The Bureau of Land Management announced it had come to year-long deal with ranchers on the Argenta allotment on Mount Lewis in the Battle Mountain District of Nevada to allow grazing back in May. But the bureau changed its mind.

At the end of July, the bureau told ranchers using the land that “drought triggers” had been met and that they had seven days to remove cattle from the land.

“We must remove the cattle from our summer grazing country on the mountain, where there is ample feed and adequate water, to the flat, where there is very little of either,” rancher Pete Tomera told the Elko Daily Free Press.

Intermountain Range Consultants’ Bob Schweigert said that ranchers had to sign grazing agreements with the bureau in May. Now, he says, the bureau is violating the terms of those agreements.

The bureau agreed to review key monitoring location in coordination with ranchers in early June, but the scheduled joint monitoring was canceled. Days later, a rancher noticed bureau employees conducting monitoring without ranchers instead. Then another monitoring was scheduled on short notice, while permittees were away from the area. The testing was done again, without the ranchers.

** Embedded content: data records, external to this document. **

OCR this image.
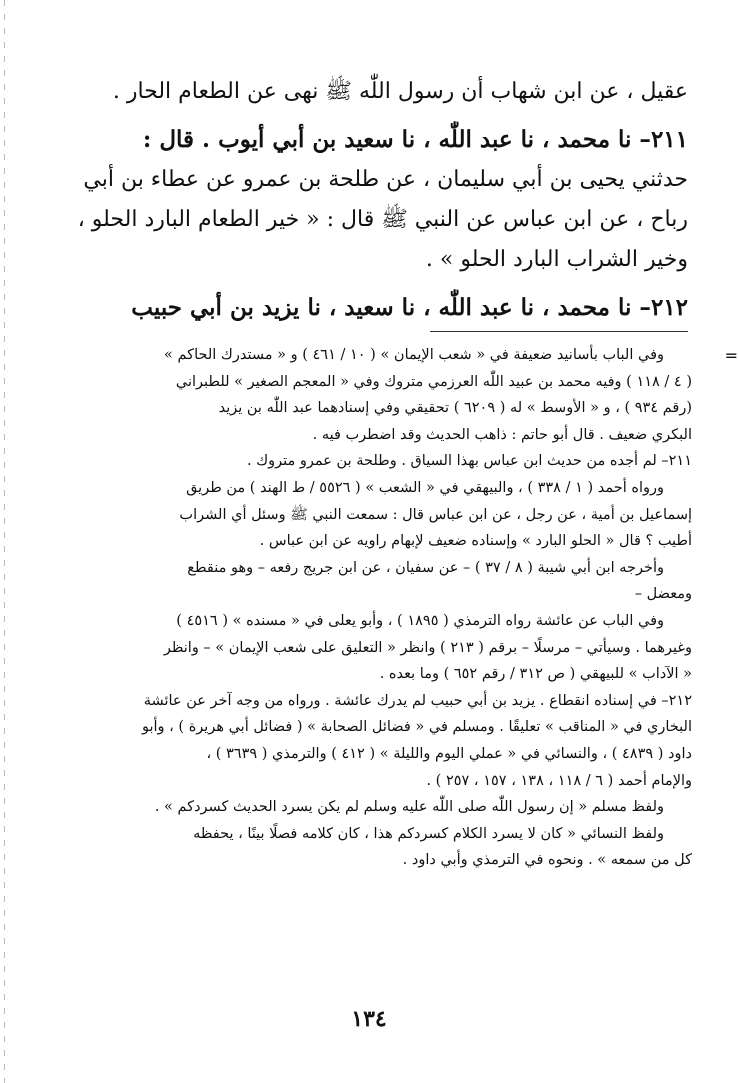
عقيل ، عن ابن شهاب أن رسول اللّٰه ﷺ نهى عن الطعام الحار .
٢١١– نا محمد ، نا عبد اللّٰه ، نا سعيد بن أبي أيوب . قال :
حدثني يحيى بن أبي سليمان ، عن طلحة بن عمرو عن عطاء بن أبي
رباح ، عن ابن عباس عن النبي ﷺ قال : « خير الطعام البارد الحلو ،
وخير الشراب البارد الحلو » .
٢١٢– نا محمد ، نا عبد اللّٰه ، نا سعيد ، نا يزيد بن أبي حبيب
=
وفي الباب بأسانيد ضعيفة في « شعب الإيمان » ( ١٠ / ٤٦١ ) و « مستدرك الحاكم »
( ٤ / ١١٨ ) وفيه محمد بن عبيد اللّٰه العرزمي متروك وفي « المعجم الصغير » للطبراني
(رقم ٩٣٤ ) ، و « الأوسط » له ( ٦٢٠٩ ) تحقيقي وفي إسنادهما عبد اللّٰه بن يزيد
البكري ضعيف . قال أبو حاتم : ذاهب الحديث وقد اضطرب فيه .
٢١١– لم أجده من حديث ابن عباس بهذا السياق . وطلحة بن عمرو متروك .
ورواه أحمد ( ١ / ٣٣٨ ) ، والبيهقي في « الشعب » ( ٥٥٢٦ / ط الهند ) من طريق
إسماعيل بن أمية ، عن رجل ، عن ابن عباس قال : سمعت النبي ﷺ وسئل أي الشراب
أطيب ؟ قال « الحلو البارد » وإسناده ضعيف لإبهام راويه عن ابن عباس .
وأخرجه ابن أبي شيبة ( ٨ / ٣٧ ) – عن سفيان ، عن ابن جريج رفعه – وهو منقطع
ومعضل –
وفي الباب عن عائشة رواه الترمذي ( ١٨٩٥ ) ، وأبو يعلى في « مسنده » ( ٤٥١٦ )
وغيرهما . وسيأتي – مرسلًا – برقم ( ٢١٣ ) وانظر « التعليق على شعب الإيمان » – وانظر
« الآداب » للبيهقي ( ص ٣١٢ / رقم ٦٥٢ ) وما بعده .
٢١٢– في إسناده انقطاع . يزيد بن أبي حبيب لم يدرك عائشة . ورواه من وجه آخر عن عائشة
البخاري في « المناقب » تعليقًا . ومسلم في « فضائل الصحابة » ( فضائل أبي هريرة ) ، وأبو
داود ( ٤٨٣٩ ) ، والنسائي في « عملي اليوم والليلة » ( ٤١٢ ) والترمذي ( ٣٦٣٩ ) ،
والإمام أحمد ( ٦ / ١١٨ ، ١٣٨ ، ١٥٧ ، ٢٥٧ ) .
ولفظ مسلم « إن رسول اللّٰه صلى اللّٰه عليه وسلم لم يكن يسرد الحديث كسردكم » .
ولفظ النسائي « كان لا يسرد الكلام كسردكم هذا ، كان كلامه فصلًا بينًا ، يحفظه
كل من سمعه » . ونحوه في الترمذي وأبي داود .
١٣٤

John Carpenter, chairman of the Committee for Sustainable Grazing, said temporary electric fences should be put around the “postage stamp” riparian areas as provided by the bureau’s own Drought Management Environmental Analysis. He says that the riparian areas are keeping the ranchers from using their private land and water rights. The bureau appears to be unwilling to follow the recommendations, he said.

Delays in getting cattle on the range and the fencing ranchers were required to do by the bureau has cost the ranchers half a million dollars, ranchers say.

Some ranchers have chosen to defy the latest order to remove their cattle, saying that the bureau breached the agreements made with ranchers.

A demonstration in which riders are to carry a petition to Washington, D.C., to seek the local bureau manager’s firing is scheduled in September.

An administrative law judge in the U.S. Department of the Interior’s Office of Hearings and Appeals is seeing the case. However, on federal land, the bureau basically writes the law, polices the law and adjudicates the law.